En ce qui concerne les pénalités :
14. Conformément à ce qui a été exposé précédemment, M. A... est fondé à demander la décharge des cotisations supplémentaires d'impôt sur le revenu auxquelles il a été assujetti à hauteur de la réintégration injustifiée des charges liées à la location d'un bien immobilier à Antibes et aux remboursements de frais kilométriques dans les résultats imposables de sa société.
15. Il résulte de tout ce qui précède que M. A... est fondé à soutenir que c'est à tort que, par le jugement attaqué, le tribunal administratif de Paris a rejeté le surplus de sa demande.
Sur les frais d'instance :
16. Il y a lieu, dans les circonstances de l'espèce, de mettre à la charge de l'Etat, partie perdante, une somme de 1 500 euros en application de l'article L. 761-1 du code de justice administrative.
DECIDE :
Article 1er : M. A... est déchargé, en droits et pénalités, du surplus des cotisations supplémentaires d'impôt sur le revenu et de cotisations sociales auxquelles il a été assujetti au titre des années 2013 et 2014.
Article 2 : Le jugement n° 2016006-2016010 du 31 janvier 2023 du tribunal administratif de Paris est réformé en ce qu'il a de contraire au présent arrêt.
Article 3 : L'Etat versera à M. A... une somme de 1 500 euros en application des dispositions de l'article L. 761-1 du code de justice administrative.
Article 4 : Le présent arrêt sera notifié à M. B... A... et au ministre de l'économie, des finances et de la souveraineté industrielle et numérique.
Copie en sera adressée à la direction spécialisée de contrôle fiscal d'Ile-de-France (division juridique).

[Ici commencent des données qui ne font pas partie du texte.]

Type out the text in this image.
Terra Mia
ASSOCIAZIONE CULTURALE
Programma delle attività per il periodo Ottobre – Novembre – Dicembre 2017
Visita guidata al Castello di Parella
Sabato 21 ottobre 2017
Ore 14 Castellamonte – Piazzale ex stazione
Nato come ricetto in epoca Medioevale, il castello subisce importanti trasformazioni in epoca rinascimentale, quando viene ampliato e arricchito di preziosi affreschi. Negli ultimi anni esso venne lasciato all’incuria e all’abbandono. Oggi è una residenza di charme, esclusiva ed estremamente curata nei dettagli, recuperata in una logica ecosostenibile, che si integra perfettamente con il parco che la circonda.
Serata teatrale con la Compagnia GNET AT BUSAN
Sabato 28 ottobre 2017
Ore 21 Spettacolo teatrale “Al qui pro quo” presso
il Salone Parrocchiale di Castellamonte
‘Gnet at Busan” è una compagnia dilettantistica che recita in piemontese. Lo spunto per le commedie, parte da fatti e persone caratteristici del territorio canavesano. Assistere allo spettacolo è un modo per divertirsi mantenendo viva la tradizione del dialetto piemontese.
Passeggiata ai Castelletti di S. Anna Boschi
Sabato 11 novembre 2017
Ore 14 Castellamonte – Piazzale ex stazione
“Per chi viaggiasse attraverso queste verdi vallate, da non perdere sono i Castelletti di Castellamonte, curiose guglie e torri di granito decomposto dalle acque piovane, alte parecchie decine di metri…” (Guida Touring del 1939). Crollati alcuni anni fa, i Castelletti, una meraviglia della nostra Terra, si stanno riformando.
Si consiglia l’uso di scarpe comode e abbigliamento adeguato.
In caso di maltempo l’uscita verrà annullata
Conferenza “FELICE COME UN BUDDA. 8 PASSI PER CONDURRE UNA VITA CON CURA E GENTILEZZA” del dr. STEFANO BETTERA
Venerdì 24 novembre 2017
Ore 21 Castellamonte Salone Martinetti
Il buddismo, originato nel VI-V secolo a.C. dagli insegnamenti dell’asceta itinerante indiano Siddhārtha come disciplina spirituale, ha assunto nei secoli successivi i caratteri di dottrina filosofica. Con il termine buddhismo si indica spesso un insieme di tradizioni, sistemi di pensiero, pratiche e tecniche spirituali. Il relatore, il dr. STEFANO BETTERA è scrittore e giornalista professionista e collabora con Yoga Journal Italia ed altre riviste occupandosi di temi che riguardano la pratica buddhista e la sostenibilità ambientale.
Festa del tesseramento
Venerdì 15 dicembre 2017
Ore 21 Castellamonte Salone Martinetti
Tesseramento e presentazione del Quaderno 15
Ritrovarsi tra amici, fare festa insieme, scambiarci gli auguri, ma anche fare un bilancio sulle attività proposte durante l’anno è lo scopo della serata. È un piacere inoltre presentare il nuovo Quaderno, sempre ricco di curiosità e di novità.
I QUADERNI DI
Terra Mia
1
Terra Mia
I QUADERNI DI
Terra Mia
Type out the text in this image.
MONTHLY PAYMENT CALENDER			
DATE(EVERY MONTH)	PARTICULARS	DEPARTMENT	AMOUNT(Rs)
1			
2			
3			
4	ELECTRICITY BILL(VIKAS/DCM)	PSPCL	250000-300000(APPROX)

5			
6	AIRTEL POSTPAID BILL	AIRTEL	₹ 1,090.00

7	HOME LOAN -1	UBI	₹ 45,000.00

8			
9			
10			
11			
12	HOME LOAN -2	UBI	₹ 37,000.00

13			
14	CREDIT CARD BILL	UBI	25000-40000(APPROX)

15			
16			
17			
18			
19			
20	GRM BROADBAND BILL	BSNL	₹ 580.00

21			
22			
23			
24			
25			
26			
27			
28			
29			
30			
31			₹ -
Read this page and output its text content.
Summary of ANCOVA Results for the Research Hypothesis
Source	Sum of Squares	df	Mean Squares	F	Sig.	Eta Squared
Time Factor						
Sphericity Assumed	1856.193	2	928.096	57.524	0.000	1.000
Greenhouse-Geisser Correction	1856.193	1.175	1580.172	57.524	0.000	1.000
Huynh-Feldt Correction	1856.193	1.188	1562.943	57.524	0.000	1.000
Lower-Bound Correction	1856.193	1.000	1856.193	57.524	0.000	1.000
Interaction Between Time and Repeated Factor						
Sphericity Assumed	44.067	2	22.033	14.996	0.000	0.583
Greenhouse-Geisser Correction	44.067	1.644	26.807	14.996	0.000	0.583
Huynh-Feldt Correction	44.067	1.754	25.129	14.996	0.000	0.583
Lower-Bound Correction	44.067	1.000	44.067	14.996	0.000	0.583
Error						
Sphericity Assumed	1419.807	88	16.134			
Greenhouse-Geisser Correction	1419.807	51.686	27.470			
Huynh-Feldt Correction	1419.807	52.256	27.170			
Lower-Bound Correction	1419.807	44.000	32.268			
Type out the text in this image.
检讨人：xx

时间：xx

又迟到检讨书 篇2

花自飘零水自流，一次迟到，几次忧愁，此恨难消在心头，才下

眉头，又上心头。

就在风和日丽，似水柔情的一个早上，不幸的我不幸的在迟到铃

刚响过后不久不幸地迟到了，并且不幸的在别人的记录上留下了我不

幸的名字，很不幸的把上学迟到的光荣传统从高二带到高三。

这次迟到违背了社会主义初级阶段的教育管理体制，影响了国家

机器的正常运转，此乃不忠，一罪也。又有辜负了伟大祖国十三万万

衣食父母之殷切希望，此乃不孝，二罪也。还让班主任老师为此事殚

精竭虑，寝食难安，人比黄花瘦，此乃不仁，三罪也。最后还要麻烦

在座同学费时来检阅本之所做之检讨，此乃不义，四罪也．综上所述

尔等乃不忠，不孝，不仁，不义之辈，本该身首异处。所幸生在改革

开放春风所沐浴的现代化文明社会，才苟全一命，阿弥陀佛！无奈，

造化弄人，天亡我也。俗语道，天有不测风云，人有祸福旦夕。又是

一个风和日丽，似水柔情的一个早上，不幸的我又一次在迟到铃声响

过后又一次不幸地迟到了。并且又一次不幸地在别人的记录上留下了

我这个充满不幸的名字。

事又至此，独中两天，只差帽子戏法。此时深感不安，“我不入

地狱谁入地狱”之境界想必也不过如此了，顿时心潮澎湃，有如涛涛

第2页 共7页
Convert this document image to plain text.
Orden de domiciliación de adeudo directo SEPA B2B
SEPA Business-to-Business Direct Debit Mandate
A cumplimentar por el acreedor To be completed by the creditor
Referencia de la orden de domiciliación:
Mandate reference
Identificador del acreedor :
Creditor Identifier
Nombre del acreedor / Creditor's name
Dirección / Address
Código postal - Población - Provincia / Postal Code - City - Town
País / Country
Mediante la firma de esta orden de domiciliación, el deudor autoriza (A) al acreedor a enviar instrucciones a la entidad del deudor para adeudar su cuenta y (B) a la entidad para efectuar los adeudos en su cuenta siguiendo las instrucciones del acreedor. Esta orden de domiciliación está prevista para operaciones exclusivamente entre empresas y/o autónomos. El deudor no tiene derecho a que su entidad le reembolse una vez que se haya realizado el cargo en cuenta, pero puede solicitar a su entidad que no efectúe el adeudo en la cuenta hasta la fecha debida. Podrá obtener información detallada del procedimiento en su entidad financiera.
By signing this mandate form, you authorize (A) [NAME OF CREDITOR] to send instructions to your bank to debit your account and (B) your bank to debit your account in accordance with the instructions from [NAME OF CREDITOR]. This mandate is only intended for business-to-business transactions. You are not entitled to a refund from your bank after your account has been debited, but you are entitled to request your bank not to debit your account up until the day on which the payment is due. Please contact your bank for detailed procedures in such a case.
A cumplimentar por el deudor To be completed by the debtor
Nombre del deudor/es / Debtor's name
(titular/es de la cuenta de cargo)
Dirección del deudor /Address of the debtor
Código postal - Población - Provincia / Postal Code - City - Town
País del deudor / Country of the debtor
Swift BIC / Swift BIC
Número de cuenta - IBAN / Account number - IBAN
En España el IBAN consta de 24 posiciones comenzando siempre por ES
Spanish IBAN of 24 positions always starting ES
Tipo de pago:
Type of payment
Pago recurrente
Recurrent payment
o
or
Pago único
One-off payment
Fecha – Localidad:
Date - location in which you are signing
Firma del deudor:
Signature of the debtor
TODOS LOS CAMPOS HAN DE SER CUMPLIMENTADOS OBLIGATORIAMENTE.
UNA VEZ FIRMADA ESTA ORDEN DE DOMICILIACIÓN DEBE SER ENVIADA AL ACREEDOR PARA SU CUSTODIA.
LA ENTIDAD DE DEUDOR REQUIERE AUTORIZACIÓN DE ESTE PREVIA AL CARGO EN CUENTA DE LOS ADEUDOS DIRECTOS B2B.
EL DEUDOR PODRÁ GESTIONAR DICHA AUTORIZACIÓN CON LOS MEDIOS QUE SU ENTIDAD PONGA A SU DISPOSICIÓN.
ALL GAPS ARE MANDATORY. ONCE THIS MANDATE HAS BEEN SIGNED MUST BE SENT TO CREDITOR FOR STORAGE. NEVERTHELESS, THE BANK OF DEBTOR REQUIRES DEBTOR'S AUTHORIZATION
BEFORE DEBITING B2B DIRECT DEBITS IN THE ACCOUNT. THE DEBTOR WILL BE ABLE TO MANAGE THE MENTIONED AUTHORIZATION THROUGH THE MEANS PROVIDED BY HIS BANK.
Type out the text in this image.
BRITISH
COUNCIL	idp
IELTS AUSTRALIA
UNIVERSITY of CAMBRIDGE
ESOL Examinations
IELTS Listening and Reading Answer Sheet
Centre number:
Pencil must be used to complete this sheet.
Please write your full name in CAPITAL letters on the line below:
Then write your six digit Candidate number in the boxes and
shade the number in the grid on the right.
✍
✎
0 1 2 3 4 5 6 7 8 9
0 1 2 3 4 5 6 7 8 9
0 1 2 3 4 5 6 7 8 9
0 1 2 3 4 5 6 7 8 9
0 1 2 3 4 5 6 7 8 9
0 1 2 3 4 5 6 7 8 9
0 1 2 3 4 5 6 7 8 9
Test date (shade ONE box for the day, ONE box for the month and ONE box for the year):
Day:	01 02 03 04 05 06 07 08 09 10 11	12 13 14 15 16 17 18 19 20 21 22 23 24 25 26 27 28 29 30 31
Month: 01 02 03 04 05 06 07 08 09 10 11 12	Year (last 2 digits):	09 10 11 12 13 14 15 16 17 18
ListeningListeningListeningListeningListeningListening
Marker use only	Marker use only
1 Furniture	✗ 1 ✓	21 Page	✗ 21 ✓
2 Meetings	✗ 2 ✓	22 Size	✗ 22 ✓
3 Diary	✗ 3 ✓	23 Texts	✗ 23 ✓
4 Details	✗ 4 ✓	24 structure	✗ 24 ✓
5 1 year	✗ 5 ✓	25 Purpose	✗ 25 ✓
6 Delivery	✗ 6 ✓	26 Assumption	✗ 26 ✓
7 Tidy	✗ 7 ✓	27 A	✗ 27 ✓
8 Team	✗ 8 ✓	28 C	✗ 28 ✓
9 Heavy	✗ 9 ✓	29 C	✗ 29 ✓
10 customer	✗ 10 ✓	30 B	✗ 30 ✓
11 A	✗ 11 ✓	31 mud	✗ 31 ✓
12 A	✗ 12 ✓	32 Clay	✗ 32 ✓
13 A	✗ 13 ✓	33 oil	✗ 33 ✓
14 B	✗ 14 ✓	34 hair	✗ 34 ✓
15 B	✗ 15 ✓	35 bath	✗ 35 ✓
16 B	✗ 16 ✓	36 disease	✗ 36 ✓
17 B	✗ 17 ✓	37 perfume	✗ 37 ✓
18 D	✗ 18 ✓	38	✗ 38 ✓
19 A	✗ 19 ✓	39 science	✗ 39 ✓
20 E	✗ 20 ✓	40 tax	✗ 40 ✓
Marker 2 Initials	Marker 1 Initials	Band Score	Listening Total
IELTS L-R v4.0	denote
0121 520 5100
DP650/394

Délibéré après l'audience du 12 décembre 2024, à laquelle siégeaient :
- M. Barthez, président de chambre,
- Mme Milon, présidente assesseure,
- Mme Lellig, première conseillère.
Rendu public par mise à disposition au greffe, le 10 janvier 2025.
La rapporteure,
W. LELLIGLe président,
A. BARTHEZ
La greffière,
A. MAIGNAN
La République mande et ordonne au ministre de l'économie, des finances et de la souveraineté industrielle et numérique en ce qui le concerne ou à tous commissaires de justice à ce requis en ce qui concerne les voies de droit commun contre les parties privées, de pourvoir à l'exécution de la présente décision.